Because we all know an internal combustion engine, with hundreds of moving parts, metals with critical temperature points, etc, is exactly like a CPU.
I've had enough abrasive sigs. Kittens are cute and fuzzy.
It's a question of responsibility. If you do tests in a controlled environment and with crash dummies, there is very little chance of hurting someone versus if you openly encourage every Joe Blow to mod his car...
DrkBr
Most cars are tuned for a compromise of fuel efficiency, low pollution, and reliability. So these mods will adversely affect these more mundane automotive goals.
On the one hand, these high performance mods probably turn the car into serious emitter of nasty gases.
On the other hand, the added stress probably shortens the lifespan of the engine and gets the car off the road that much sooner.
Two wrongs don't make a right, but three lefts do.
This reminds me a bit too much of the "simple free digital cable PPV device" we see spammers selling. You hook it up, you "buy" as many order-with-your-remote shows as you can for a couple months, and then when the bill comes, you see just your base bill with no charges for the shows your watched.
The device blocks the upstream communciations frequencies so your box can't call home, but allow the broadcast frequencies to pass through so you still get watchable signals. However, after a few months, the party's over. The cable company sends down a signal cutting off your service, and tells you you'll have to let the digital box call home before you can watch anything again. Guess what, the box has been keeping count all along. So you pay full price for everything you thought was free, and you're out the money you spent on a worthless device...
If somebody's selling an unathorized upgrade without being willing to stand behind their product, you better watch out. Something's not right with the deal.
What makes you think this provides any useful information to the company? I guarantee you that the auto manufacturer does a VASTLY more thorough test of an engine design than any amateur can possibly do -- fully instrumented, checking all corners of the configuration space, etc. There are in fact generally good reasons why the manufacturer chooses NOT to wring the extra 5% of power out of the engine -- reliability, emissions, efficiency, etc., especially within the context of assembly process and component variations during mass production.
Hackers aren't engineers. Get that through your head. The auto company learns NOTHING it didn't already know when people reprogram engine computers.
Hacking cars does not make you a better customer, it just makes you a hacker. They have your money either way, but from their point of view they are likely to get dinged with warranty repair costs they don't deserve when somebody hacks. And the truth of the matter is, they're right.
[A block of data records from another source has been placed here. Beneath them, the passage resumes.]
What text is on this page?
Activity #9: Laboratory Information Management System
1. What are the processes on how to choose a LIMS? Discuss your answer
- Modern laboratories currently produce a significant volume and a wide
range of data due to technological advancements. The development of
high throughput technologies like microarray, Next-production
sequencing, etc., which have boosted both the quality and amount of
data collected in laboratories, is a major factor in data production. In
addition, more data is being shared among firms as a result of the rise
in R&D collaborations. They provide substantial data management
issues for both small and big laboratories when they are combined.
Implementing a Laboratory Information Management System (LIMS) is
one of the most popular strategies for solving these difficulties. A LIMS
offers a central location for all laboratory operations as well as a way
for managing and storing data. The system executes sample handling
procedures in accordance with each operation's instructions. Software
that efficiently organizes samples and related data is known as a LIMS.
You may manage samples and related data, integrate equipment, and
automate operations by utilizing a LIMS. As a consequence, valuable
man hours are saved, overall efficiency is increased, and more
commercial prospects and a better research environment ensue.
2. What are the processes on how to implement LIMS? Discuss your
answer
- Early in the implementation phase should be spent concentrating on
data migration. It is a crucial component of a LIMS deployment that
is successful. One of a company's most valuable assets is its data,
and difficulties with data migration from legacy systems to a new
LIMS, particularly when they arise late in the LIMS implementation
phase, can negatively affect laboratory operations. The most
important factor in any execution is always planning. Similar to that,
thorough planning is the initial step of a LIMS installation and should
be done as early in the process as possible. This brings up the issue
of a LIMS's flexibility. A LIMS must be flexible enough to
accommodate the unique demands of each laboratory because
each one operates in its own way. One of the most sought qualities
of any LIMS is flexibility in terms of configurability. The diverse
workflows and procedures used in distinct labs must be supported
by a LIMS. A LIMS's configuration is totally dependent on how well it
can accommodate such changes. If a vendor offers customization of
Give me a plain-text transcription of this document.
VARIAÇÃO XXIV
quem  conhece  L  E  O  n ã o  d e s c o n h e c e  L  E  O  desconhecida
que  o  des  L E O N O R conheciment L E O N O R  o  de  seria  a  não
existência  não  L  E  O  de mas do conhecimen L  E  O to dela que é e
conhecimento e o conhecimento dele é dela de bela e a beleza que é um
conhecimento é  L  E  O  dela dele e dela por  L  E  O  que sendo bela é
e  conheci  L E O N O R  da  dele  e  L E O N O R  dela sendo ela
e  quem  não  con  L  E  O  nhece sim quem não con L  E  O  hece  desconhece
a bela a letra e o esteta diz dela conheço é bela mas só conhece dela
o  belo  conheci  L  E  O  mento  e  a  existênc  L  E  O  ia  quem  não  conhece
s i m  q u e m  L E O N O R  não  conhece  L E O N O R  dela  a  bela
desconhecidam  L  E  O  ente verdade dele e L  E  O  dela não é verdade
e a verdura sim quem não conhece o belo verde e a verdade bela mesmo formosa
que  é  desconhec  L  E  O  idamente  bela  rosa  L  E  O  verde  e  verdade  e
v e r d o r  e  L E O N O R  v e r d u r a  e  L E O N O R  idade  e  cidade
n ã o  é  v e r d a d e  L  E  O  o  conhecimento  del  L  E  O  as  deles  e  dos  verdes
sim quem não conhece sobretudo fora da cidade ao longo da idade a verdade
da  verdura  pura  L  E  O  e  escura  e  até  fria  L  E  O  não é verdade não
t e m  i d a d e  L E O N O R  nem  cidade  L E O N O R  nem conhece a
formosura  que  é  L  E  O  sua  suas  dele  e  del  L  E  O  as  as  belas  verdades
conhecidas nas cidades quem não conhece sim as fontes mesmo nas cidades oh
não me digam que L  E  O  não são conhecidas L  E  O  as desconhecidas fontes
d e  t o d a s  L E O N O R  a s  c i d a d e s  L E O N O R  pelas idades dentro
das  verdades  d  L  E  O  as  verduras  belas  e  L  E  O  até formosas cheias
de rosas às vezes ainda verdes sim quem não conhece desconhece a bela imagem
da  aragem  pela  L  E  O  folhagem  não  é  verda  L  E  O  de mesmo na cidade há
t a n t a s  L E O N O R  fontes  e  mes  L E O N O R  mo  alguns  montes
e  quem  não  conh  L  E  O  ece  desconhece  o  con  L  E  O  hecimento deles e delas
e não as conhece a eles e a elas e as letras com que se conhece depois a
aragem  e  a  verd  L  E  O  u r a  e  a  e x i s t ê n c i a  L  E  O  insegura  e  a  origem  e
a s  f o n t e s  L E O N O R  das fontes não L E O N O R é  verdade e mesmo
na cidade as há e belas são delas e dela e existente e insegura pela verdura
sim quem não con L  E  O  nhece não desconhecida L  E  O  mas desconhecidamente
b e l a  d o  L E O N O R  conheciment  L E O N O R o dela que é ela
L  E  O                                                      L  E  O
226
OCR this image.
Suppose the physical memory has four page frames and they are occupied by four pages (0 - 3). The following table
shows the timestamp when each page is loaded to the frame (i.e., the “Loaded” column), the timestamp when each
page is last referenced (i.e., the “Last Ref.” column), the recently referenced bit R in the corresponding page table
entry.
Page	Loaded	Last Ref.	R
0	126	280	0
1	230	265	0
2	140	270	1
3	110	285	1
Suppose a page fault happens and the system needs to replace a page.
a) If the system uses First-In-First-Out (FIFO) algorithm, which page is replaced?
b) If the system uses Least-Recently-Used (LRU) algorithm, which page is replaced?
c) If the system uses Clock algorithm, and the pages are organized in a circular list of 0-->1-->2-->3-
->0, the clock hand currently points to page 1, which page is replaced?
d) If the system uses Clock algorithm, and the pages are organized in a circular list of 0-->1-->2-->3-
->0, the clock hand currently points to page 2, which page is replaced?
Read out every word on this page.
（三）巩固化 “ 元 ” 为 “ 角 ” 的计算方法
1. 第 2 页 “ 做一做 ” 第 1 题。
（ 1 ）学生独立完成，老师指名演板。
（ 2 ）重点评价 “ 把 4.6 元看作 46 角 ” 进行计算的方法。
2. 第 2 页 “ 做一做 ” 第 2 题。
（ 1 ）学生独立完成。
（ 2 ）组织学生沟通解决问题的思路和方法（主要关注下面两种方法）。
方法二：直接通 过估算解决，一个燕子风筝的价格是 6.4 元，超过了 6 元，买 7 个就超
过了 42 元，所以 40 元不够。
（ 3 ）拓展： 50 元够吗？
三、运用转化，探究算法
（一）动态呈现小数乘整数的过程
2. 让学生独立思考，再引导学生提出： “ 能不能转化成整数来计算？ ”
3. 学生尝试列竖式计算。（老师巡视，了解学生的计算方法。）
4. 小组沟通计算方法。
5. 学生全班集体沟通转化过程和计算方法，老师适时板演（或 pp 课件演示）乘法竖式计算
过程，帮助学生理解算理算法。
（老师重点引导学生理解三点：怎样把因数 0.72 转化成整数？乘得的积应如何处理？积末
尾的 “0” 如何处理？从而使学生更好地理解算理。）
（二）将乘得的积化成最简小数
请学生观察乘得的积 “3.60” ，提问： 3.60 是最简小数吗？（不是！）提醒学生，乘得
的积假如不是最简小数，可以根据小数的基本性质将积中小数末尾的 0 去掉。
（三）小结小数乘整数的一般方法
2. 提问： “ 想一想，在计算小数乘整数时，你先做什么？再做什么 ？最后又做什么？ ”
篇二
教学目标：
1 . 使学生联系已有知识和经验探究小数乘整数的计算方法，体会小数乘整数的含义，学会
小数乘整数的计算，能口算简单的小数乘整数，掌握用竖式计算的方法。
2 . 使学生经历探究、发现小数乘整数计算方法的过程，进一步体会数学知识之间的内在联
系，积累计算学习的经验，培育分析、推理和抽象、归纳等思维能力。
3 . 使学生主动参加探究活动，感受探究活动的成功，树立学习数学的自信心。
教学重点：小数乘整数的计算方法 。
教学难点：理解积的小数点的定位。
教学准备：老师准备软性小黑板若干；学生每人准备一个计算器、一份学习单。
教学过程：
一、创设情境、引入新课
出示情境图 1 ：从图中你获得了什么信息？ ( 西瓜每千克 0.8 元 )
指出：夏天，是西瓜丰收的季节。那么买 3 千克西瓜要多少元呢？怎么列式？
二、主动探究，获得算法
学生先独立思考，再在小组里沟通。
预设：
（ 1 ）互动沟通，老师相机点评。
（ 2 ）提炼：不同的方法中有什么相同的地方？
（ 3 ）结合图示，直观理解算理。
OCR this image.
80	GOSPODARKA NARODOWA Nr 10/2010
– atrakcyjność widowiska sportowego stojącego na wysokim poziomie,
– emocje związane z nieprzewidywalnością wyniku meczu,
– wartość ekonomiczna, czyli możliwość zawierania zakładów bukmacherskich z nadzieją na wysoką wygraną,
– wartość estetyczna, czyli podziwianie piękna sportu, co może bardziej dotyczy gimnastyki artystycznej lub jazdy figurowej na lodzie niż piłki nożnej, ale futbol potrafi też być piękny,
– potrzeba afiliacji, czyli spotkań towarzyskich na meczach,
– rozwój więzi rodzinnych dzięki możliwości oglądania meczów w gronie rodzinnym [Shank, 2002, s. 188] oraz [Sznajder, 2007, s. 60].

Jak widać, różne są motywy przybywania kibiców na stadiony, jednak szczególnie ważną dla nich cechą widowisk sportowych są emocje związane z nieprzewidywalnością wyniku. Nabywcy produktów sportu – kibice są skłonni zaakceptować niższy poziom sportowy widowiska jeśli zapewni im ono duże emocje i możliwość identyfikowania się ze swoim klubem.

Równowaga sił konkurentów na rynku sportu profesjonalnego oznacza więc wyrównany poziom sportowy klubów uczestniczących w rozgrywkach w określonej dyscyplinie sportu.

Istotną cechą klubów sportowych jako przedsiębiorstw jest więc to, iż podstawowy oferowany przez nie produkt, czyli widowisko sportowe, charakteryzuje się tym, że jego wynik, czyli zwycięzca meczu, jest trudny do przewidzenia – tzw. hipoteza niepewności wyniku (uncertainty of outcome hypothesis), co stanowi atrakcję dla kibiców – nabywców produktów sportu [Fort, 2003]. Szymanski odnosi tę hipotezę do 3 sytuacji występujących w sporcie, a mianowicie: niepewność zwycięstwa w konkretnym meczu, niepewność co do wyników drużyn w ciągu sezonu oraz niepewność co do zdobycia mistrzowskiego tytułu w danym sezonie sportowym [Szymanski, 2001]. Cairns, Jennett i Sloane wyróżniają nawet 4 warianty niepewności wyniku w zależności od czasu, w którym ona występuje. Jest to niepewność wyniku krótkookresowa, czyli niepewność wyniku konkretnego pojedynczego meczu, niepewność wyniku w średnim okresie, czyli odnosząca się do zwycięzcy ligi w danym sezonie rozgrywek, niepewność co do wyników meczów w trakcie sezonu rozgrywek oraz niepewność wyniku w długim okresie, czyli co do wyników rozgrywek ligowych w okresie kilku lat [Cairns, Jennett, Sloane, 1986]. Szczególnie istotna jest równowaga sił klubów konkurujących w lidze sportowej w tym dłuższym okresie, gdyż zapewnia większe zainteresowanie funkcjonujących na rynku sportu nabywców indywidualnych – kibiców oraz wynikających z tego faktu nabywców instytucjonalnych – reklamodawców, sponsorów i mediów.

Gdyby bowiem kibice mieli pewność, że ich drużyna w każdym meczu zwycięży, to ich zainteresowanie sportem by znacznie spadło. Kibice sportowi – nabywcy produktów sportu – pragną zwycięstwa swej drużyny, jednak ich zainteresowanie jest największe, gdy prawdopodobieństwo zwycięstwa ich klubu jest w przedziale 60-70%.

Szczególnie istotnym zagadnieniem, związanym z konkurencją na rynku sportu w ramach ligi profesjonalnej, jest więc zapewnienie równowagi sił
Same as overclocking. You think it doesn't cost Intel and AMD money? I guarantee you it does. People break their CPUs overclocking and abuse warranties to get them replaced all the time.
You pulled that "100 hp" out of the air: nowhere in the article is such a claim made.
However, significant gains can be made in some areas without running afoul of your first failure mode. If you are willing to commit to always using high-octane fuel, for example, then you can safely derive significant benefit by changing the ignition advance settings in the ROM maps.
Other useful features can be added to your ECU as well. Consider the products from TechnoMotive. You can add security so that the engine will only start if you tap a secret code on the gas pedal. You can make instrumentation display many different data -- helping you prevent the types of failures you mention. You can even have bugs from the manufacturer fixed:
ObDisclaimer: not associated with TMO in any way, but have heard great things from their customers.